En trois semaines, des sources proches de l’état-major citées par La Tribune et Le Mamouth évaluent à 100 millions d’euros les missiles MICA consommés, soit le prix d’un Rafale neuf. Les stocks ont « très rapidement fondu », selon l’expression utilisée en interne, mettant au jour une « fenêtre de vulnérabilité maximale » : les anciens stocks s’épuisent, et les 567 unités de MICA nouvelle génération commandées pour 1,8 milliard d’euros ne seront livrées qu’entre 2026 et 2031.
135 millions par mois, hors munitions
Le coût direct de l’engagement français se décompose ainsi. Environ 5 000 militaires sont déployés, rémunérés entre 1 500 et 3 000 euros par mois, soit 11 millions d’euros de masse salariale mensuelle. Les frégates engagées représentent 22 millions d’euros par mois. Six Rafales volant trois heures coûtent 30 millions d’euros, sur la base des 20 000 euros par heure de vol déclarés par le chef d’état-major de l’armée de l’Air devant le Sénat en novembre 2023, hors munitions. Au total, une simulation fondée sur les données du Sénat et de la Cour des comptes aboutit à 135 millions d’euros mensuels, soit 11 % de l’enveloppe annuelle OPEX renforcée pour 2026.
Fin 2025, le taux de l’OAT à 10 ans s’établissait à 3,6 %. Le 23 mars 2026, il atteignait 3,81 %, son niveau le plus élevé depuis juillet 2009, selon Le Figaro, Boursorama et Capital.fr. Selon des estimations de l’institut Rexecode, le surcoût pour les finances publiques françaises atteindrait 1,5 milliard d’euros dès 2026, puis 4 milliards supplémentaires en 2027. Ce seul surcoût dépasse de dix fois la dépense militaire directe mensuelle. Dans ce scénario, la charge de la dette deviendrait le premier poste budgétaire de l’État, devant l’Éducation nationale et la Défense elle-même.
Le détroit d’Ormuz n’est toujours pas rouvert et ne fonctionnera pas normalement avant plusieurs semaines. Or, environ 20 % du pétrole mondial et du gaz naturel liquéfié transitent par ce passage. Le Brent, qui se négociait autour de 65 dollars avant le conflit, a explosé au gré des décisions et des messages souvent contradictoires de Donald Trump.
Le choc s’est transmis aux prix du gaz, exposant les ménages aux contrats indexés à des hausses immédiates. BNP Paribas Economic Research a mesuré une accélération de l’inflation de 1,1 % en février à environ 1,7 % en mars, une tendance que l’INSEE a confirmée.

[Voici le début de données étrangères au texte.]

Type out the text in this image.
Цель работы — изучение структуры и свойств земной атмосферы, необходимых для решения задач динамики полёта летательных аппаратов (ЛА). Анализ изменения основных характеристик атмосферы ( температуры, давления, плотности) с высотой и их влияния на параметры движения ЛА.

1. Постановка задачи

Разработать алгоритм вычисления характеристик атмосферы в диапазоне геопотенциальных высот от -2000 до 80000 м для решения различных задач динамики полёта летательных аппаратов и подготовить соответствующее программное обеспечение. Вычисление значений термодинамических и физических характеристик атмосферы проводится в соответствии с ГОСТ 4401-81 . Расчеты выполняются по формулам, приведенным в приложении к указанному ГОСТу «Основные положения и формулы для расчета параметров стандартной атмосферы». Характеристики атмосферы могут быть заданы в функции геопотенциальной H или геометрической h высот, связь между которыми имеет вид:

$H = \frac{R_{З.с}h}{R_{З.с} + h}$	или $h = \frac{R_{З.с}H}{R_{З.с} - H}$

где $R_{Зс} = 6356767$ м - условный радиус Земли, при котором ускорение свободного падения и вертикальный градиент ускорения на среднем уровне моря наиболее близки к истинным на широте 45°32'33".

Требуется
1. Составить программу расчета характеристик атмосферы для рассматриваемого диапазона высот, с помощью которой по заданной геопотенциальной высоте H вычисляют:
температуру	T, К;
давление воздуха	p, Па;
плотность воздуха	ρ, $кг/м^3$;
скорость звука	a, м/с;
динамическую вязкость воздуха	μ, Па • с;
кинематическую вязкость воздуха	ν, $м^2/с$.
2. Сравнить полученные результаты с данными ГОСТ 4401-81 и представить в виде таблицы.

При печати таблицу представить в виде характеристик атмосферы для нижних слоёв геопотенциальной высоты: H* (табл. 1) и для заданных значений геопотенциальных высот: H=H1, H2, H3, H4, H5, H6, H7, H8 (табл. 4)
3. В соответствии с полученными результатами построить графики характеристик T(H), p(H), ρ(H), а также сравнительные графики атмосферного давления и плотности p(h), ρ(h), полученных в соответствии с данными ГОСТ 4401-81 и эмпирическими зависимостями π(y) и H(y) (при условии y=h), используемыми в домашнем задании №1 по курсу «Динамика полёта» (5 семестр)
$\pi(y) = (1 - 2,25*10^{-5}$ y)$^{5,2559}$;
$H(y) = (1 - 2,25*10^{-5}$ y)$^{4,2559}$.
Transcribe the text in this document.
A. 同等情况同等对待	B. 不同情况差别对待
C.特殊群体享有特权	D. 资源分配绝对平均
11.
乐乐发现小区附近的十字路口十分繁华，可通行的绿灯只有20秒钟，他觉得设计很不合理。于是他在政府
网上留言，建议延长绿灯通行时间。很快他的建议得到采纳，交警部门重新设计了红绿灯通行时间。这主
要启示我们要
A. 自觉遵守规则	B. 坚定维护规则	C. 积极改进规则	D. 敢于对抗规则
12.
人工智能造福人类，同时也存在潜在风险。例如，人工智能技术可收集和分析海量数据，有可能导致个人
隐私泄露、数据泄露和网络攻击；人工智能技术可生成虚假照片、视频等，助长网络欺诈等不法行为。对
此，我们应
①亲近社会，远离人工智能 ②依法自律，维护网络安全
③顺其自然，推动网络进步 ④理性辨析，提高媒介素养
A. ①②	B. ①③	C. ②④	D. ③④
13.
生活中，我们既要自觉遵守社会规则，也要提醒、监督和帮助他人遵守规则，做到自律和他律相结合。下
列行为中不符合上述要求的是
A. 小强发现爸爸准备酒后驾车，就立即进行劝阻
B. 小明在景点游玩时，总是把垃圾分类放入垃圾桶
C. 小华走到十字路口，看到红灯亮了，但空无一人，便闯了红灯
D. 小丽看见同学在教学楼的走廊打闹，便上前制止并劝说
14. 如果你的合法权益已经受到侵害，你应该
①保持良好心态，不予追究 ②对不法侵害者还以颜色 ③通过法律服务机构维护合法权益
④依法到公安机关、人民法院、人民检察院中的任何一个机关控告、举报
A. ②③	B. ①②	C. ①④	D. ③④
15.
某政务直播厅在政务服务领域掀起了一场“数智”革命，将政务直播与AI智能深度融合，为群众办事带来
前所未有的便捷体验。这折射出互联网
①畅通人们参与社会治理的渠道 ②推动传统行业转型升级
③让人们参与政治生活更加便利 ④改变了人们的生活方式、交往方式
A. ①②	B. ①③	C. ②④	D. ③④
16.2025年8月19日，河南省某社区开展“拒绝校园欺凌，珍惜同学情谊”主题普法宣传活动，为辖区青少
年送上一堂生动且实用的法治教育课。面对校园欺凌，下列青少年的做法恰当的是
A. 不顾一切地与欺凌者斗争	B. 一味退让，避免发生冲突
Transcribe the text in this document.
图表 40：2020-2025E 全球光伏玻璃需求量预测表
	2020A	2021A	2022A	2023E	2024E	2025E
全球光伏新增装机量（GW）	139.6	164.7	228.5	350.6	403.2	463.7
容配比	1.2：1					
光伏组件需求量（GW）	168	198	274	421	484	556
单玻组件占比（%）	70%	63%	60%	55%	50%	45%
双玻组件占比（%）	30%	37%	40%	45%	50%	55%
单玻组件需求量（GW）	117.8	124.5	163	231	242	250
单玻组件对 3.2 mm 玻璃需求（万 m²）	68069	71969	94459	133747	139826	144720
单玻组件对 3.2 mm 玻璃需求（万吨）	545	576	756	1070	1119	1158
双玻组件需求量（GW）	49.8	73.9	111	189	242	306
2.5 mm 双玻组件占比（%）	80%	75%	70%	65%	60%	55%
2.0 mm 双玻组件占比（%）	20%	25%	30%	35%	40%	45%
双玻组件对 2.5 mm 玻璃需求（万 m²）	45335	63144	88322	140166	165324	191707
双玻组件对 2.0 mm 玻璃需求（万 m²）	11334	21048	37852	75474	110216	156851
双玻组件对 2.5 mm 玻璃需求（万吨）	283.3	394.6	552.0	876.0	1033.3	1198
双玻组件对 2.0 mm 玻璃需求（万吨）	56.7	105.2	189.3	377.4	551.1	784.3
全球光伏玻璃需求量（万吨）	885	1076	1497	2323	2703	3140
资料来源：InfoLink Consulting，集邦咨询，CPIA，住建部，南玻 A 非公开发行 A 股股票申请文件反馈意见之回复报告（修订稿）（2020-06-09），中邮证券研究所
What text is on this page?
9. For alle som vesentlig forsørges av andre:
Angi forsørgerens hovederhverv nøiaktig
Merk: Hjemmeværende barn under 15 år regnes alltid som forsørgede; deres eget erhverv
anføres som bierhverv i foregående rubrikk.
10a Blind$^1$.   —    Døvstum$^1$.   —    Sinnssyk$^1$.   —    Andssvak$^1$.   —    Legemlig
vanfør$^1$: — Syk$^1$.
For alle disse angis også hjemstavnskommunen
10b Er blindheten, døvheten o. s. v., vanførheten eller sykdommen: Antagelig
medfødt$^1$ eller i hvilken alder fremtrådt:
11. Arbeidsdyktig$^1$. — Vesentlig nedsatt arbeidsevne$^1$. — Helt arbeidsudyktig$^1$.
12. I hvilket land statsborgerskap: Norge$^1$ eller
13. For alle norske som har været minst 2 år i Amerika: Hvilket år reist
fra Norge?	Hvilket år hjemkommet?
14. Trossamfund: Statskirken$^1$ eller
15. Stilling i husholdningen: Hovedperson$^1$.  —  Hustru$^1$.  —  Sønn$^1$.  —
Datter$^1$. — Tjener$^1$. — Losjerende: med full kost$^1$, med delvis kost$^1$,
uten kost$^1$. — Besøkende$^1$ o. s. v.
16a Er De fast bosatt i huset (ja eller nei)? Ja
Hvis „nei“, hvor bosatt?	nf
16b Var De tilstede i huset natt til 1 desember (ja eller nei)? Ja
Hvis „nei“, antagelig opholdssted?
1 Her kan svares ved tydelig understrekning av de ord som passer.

L’agriculture absorbe un second choc. Le prix de l’urée, engrais azoté dont une fraction significative du commerce mondial transite par Ormuz, est passé de 300 à 750 dollars la tonne fin mars selon les chambres d’agriculture françaises, fragilisant les exploitants à l’approche de la campagne 2027. Les exportateurs français vers la région — cosmétiques, luxe, pharmaceutiques, céréales — subissent des retards et une hausse de leurs coûts logistiques. L’indice PMI manufacturier français est tombé à 50,0 en mars, au seuil de la stagnation.